The appeal to divine sanctions, cynically described in Critias’ fragment 25, represents one way of doing this, and there are some traces of the same response in Democritus. While his theory of the atomic, and hence mortal, nature of the soul admits no possibility of postmortem rewards and punishments, the theory allows for divine rewards and punishments in this life. Fragment 175 suggests a complication: the gods bestow benefits on humans, but humans bring harm on themselves through their own folly. Is the thought that the gods do not inflict punishment arbitrarily, but that humans bring it on themselves? Or is it rather that the form which divine punishments take is that of natural calamities, which humans fail to avoid through their own folly? The latter alternative would make the pangs of conscience one of the forms of divine punishment, while the former would see it as a further sanction. Either way (and the question is surely unanswerable), we have some evidence that Democritus was the earliest thinker to make the appeal to ‘internal sanctions’ central to his attempt to derive morality from self-interest, thus opening up a path followed by others including Bishop Butler (§§2–4) and John Stuart Mill (§11) .

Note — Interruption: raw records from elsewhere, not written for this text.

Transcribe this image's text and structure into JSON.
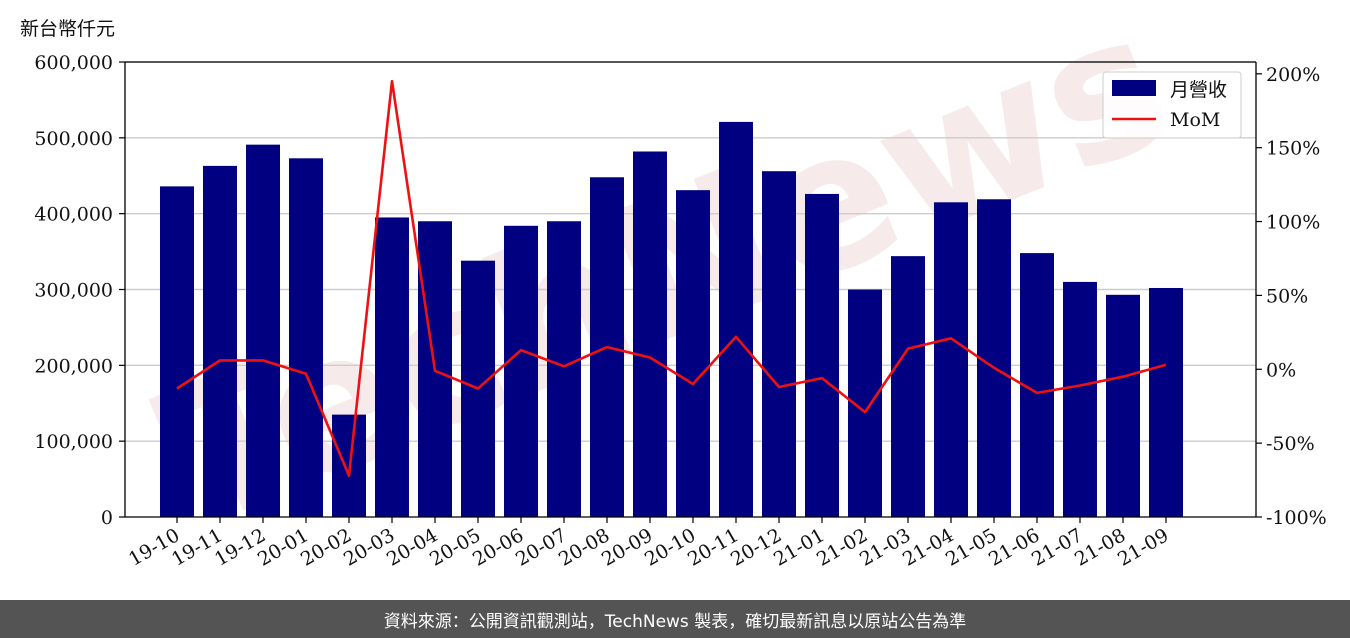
{
  "unit_label": "新台幣仟元",
  "footer_text": "資料來源：公開資訊觀測站，TechNews 製表，確切最新訊息以原站公告為準",
  "watermark": "TechNews",
  "colors": {
    "bar": "#000080",
    "line": "#ee1111",
    "grid": "#cccccc",
    "footer_bg": "#545454",
    "watermark": "#f3e3e3"
  },
  "chart_data": {
    "type": "bar",
    "categories": [
      "19-10",
      "19-11",
      "19-12",
      "20-01",
      "20-02",
      "20-03",
      "20-04",
      "20-05",
      "20-06",
      "20-07",
      "20-08",
      "20-09",
      "20-10",
      "20-11",
      "20-12",
      "21-01",
      "21-02",
      "21-03",
      "21-04",
      "21-05",
      "21-06",
      "21-07",
      "21-08",
      "21-09"
    ],
    "series": [
      {
        "name": "月營收",
        "type": "bar",
        "axis": "left",
        "values": [
          436000,
          463000,
          491000,
          473000,
          135000,
          395000,
          390000,
          338000,
          384000,
          390000,
          448000,
          482000,
          431000,
          521000,
          456000,
          426000,
          300000,
          344000,
          415000,
          419000,
          348000,
          310000,
          293000,
          302000
        ]
      },
      {
        "name": "MoM",
        "type": "line",
        "axis": "right",
        "values": [
          -13,
          6,
          6,
          -3,
          -72,
          195,
          -1,
          -13,
          13,
          2,
          15,
          8,
          -10,
          22,
          -12,
          -6,
          -29,
          14,
          21,
          1,
          -16,
          -11,
          -5,
          3
        ]
      }
    ],
    "y_left": {
      "ylim": [
        0,
        600000
      ],
      "ticks": [
        "0",
        "100,000",
        "200,000",
        "300,000",
        "400,000",
        "500,000",
        "600,000"
      ],
      "tick_values": [
        0,
        100000,
        200000,
        300000,
        400000,
        500000,
        600000
      ]
    },
    "y_right": {
      "ylim": [
        -100,
        208
      ],
      "ticks": [
        "-100%",
        "-50%",
        "0%",
        "50%",
        "100%",
        "150%",
        "200%"
      ],
      "tick_values": [
        -100,
        -50,
        0,
        50,
        100,
        150,
        200
      ]
    },
    "grid": "horizontal",
    "legend_position": "top-right",
    "legend": [
      "月營收",
      "MoM"
    ]
  }
}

The attempt, however pursued, to ground morality in self-interest involves the rejection of the antithesis between law or convention (nomos) and nature (physis) which underlies much criticism of morality in the fifth and fourth centuries bc (see Physis and nomos ). For Antiphon, Callicles, Thrasymachus and Glaucon, nature prompts one to seek one’s own interest while law and convention seek, more or less successfully, to inhibit one from doing so. But if one’s long-term interest is the attainment of a pleasant life, and if the natural consequences of wrong-doing, including ill health, insecurity and the pangs of conscience, give one an unpleasant life, while the natural consequences of right-doing give one a contrastingly pleasant life, then nature and convention point in the same direction, not in opposite directions as the critics of morality allege. (We have no evidence whether Democritus had considered the objections that conscience is a product of convention, and that exhorting people to develop their conscience assumes that it must be.) Although the texts contain no express mention of the nomos/physis contrast itself, several of them refer to law in such a way as to suggest rejection of the antithesis. Fragment 248 asserts that the aim of law is to benefit people, thus contradicting Glaucon’s claim (Plato, Republic II 359c) that law constrains people contrary to their natural bent. Fragment 248 is supplemented and explained by fragment 245: laws interfere with people living as they please in order only to stop them from harming one another, to which they are prompted by envy. So law frees people from the aggression of others, thus benefiting them by giving them the opportunity to follow the promptings of nature towards their own advantage. The strongest expression of the integration of nomos and physis is found in fragment 252: the city’s being well run is the greatest good, and if it is preserved everything is preserved, while if it is destroyed everything is destroyed. That is to say, a stable community is necessary for the attainment of that wellbeing which is nature’s goal for us. This quotation encapsulates the central point in the defence of nomos (emphasized in Protagoras’ myth at (Plato, Protagoras 322a–323a) that law and civilization are not contrary to nature, but required for human nature to flourish, a point also central to the Epicurean account of the development of civilization.